Tuesday, March 2, 2010

The Black Jewels Trilogy; reread

Although I said I will write a post after first book in trilogy, I'm writing this after whole book. That is mostly because Sunday was a day for hangover (a friend celebrated his promotion) so I spent 11-12 hours on couch reading. During that time, I've read whole second book and first half of third, so I decided to finish it all before a new post.

Since I've already read the book, I generally remembered characters and plot, although I forgot most of the details (which I'm grateful for because there wouldn't be point in reading it again).

I'm somewhat at loss how to generalize this book. First, let me stress if that I like it. It's not one of my favorite series, but it's solid, with no big flaws or boring parts. I liked characters (Saetan was my favorite) and especially the world. There are no long, unhappy parts that I don't like, like in Farseer Trilogy. There is no skimping with violence or sex, but on the other hand, they are not too exaggerated.

First I would like to shortly describe the world (with no spoilers): dominant race are humans, who live in a realm of Terreille. They are divided on landens and Blood; Blood (a minority, but not uncommon) have natural magic abilities and are differentiated by strength (color of their Jewels); dominant gender is female. They all worship Darkness, but are not evil (e.g. not like Drows); they are just a bit more temperament and prone to violence, but there is love, families, etc. Then, there is a realm of Kaeleer, where live humans, races similar to them and Kindred, who are animal races with ability of Blood. Last there is Dark Realm or Hell; this is a realm where dead Blood, that are too strong to die or have unfinished business with living, go before they return to Darkness. They are not ghosts; they become demon-dead, keep their memories and strengths, but usually can't go to Sun and have to drink blood to retain their vitality.
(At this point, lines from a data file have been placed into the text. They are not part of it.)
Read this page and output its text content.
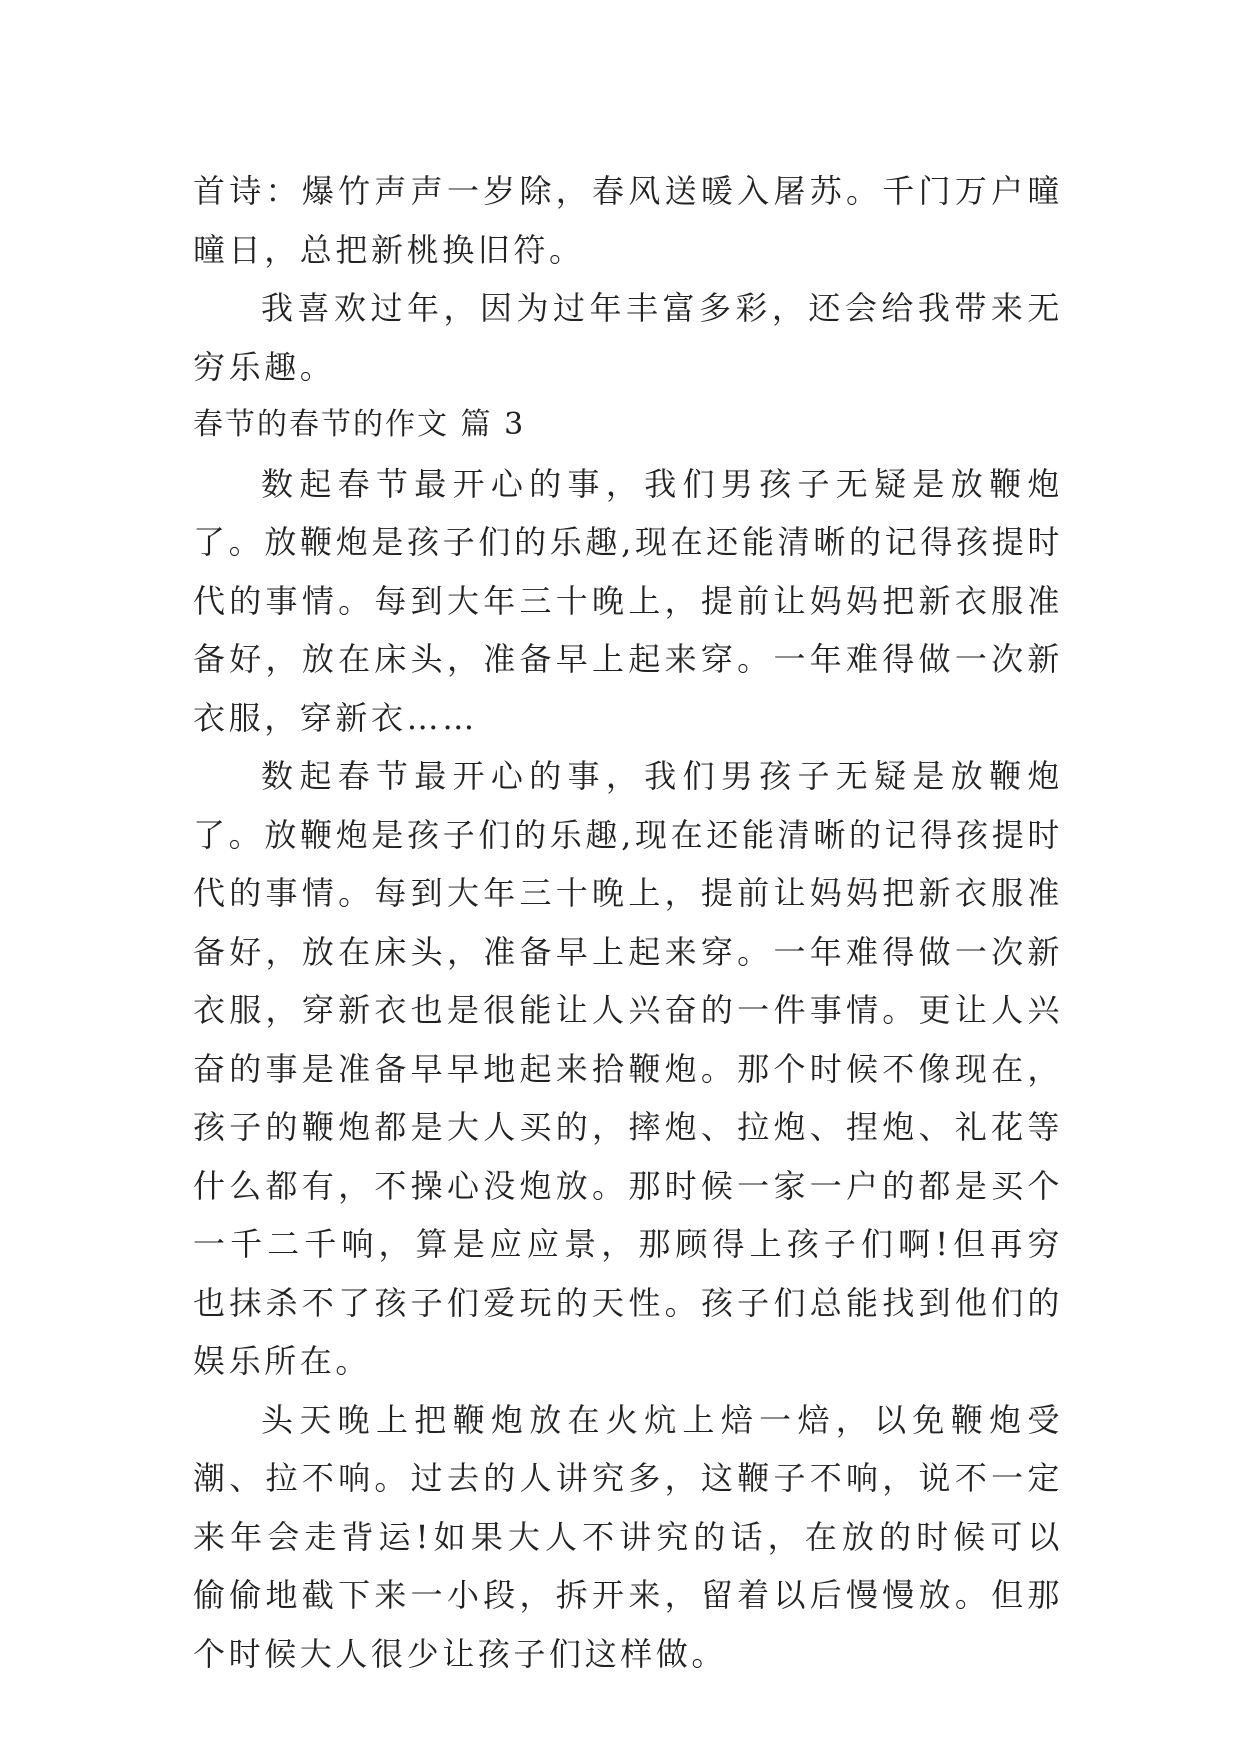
首诗：爆竹声声一岁除，春风送暖入屠苏。千门万户曈曈日，总把新桃换旧符。

我喜欢过年，因为过年丰富多彩，还会给我带来无穷乐趣。

春节的春节的作文 篇 3

数起春节最开心的事，我们男孩子无疑是放鞭炮了。放鞭炮是孩子们的乐趣,现在还能清晰的记得孩提时代的事情。每到大年三十晚上，提前让妈妈把新衣服准备好，放在床头，准备早上起来穿。一年难得做一次新衣服，穿新衣……

数起春节最开心的事，我们男孩子无疑是放鞭炮了。放鞭炮是孩子们的乐趣,现在还能清晰的记得孩提时代的事情。每到大年三十晚上，提前让妈妈把新衣服准备好，放在床头，准备早上起来穿。一年难得做一次新衣服，穿新衣也是很能让人兴奋的一件事情。更让人兴奋的事是准备早早地起来拾鞭炮。那个时候不像现在，孩子的鞭炮都是大人买的，摔炮、拉炮、捏炮、礼花等什么都有，不操心没炮放。那时候一家一户的都是买个一千二千响，算是应应景，那顾得上孩子们啊!但再穷也抹杀不了孩子们爱玩的天性。孩子们总能找到他们的娱乐所在。

头天晚上把鞭炮放在火炕上焙一焙，以免鞭炮受潮、拉不响。过去的人讲究多，这鞭子不响，说不一定来年会走背运!如果大人不讲究的话，在放的时候可以偷偷地截下来一小段，拆开来，留着以后慢慢放。但那个时候大人很少让孩子们这样做。
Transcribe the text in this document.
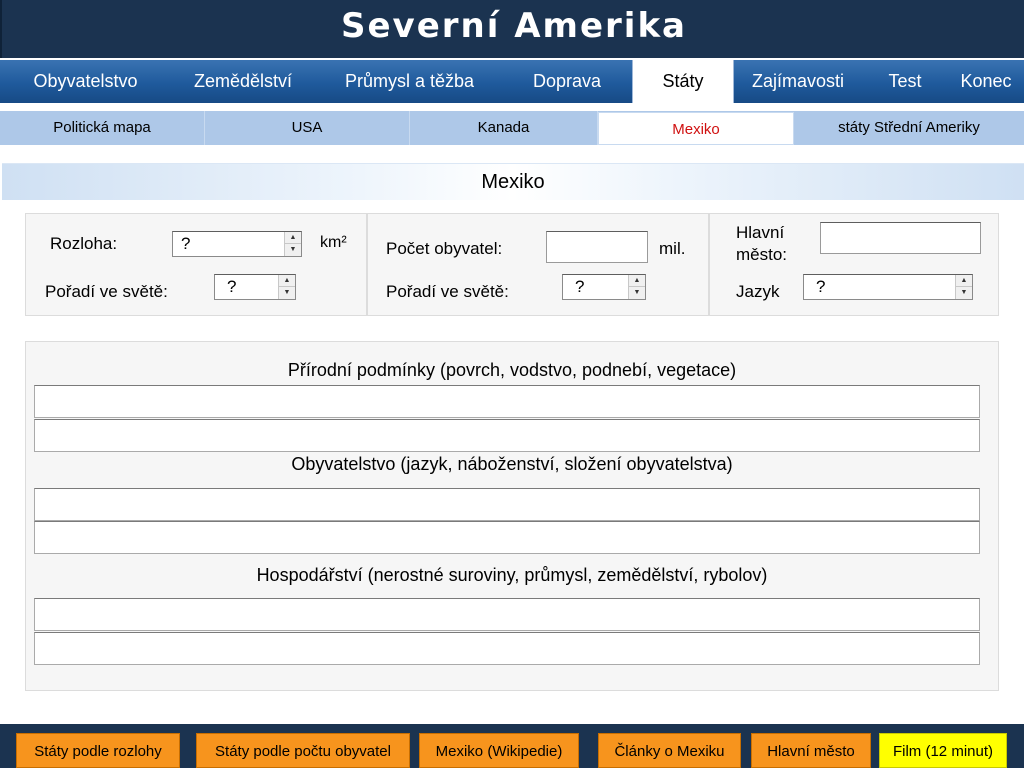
Severní Amerika
Obyvatelstvo	Zemědělství	Průmysl a těžba	Doprava	Státy	Zajímavosti	Test	Konec
Politická mapa	USA	Kanada	Mexiko	státy Střední Ameriky
Mexiko
Rozloha:	?	▲
▼ km²
Pořadí ve světě:	?	▲
▼
Počet obyvatel:	mil.
Pořadí ve světě:	?	▲
▼
Hlavní
město:
Jazyk ?	▲
▼
Přírodní podmínky (povrch, vodstvo, podnebí, vegetace)
Obyvatelstvo (jazyk, náboženství, složení obyvatelstva)
Hospodářství (nerostné suroviny, průmysl, zemědělství, rybolov)
Státy podle rozlohy	Státy podle počtu obyvatel	Mexiko (Wikipedie)	Články o Mexiku	Hlavní město	Film (12 minut)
When books start, Terreille is corrupted by influence of ambitious Queens (Queens are strong female Blood that rule; there are ranks between them...), Kaeleer still live by old Blood traditions, and Hell is rule by Saetan, a 50.000 years demon-dead Blood male. Book then follows events connected to Witch and her companions; Witch is a super-strong Queen that is superposed to rule over all Blood and is born every few thousand years (50.000 years passed between this and last one).

Book has many comic scenes, many of them based on motive of hard individual with a soft spot. They are done very well and I didn't feel stupid or childish laughing at them. As I said, characters are very good, and there is no evil-by-definition. We have a great number of "good" characters and then there are others, who are ambitious, cruel or emotionally cold, but they are not evil by standards that this world live by.

Language is nice, very easy to read. There are not many invented terms that can be confusing for reader. Also, swearing is practically nonexistent. That, and general niceness of character can sometimes lure reader that this is a children book, which I don't think is the case. There are many adult and serious themes in these books: child abuse, rape, torture...

Few weeks ago I've read this article, where author explains how romance in Robert Heinlein's "The Door Into Summer", between protagonist (an adult) and preteen girl (who later grows up) creeped him when he read it as an adult. This book contains the same theme. I must say that if I haven't read this article previously, I wouldn't even notice it here. Personally, I didn't find it repulsive, because it was logical and natural thing in course of this book (not that I would approve it in real life).

Also, I notice that landen, who after all, are majority, are completely ignored. I can't say I noticed any landen character, except when they are referred in general. And this book revolves mainly around wealthy people, who don't have to do anything to earn their living. Note that I'm not saying they are having it easy; they have their own problems. I just realized that while in real life I don't usually respect rich people who inherited their money and never had to work for it, I don't have a problem with them as characters in books or other art. Actually, most of the time I admire them. This got nothing with this book, it just something I realized while reading it.

In general, I recommend this book, especially this omnibus edition (it has around 1200 pages, which is not too much). This is actually a book that I would recommend for someone who is just starting to read high fantasy. It contains many classic fantasy elements (magic, demons, etc.), but it's not naive and character are not one-dimensional. And it's not too long, so it won't scare anybody like some 10-volume series.

Yesterday I started reading Claymore manga. After reading some more volumes, I will decide to make one or more posts about it. But since I think I will finish it to the end of the week, it will probably be one post.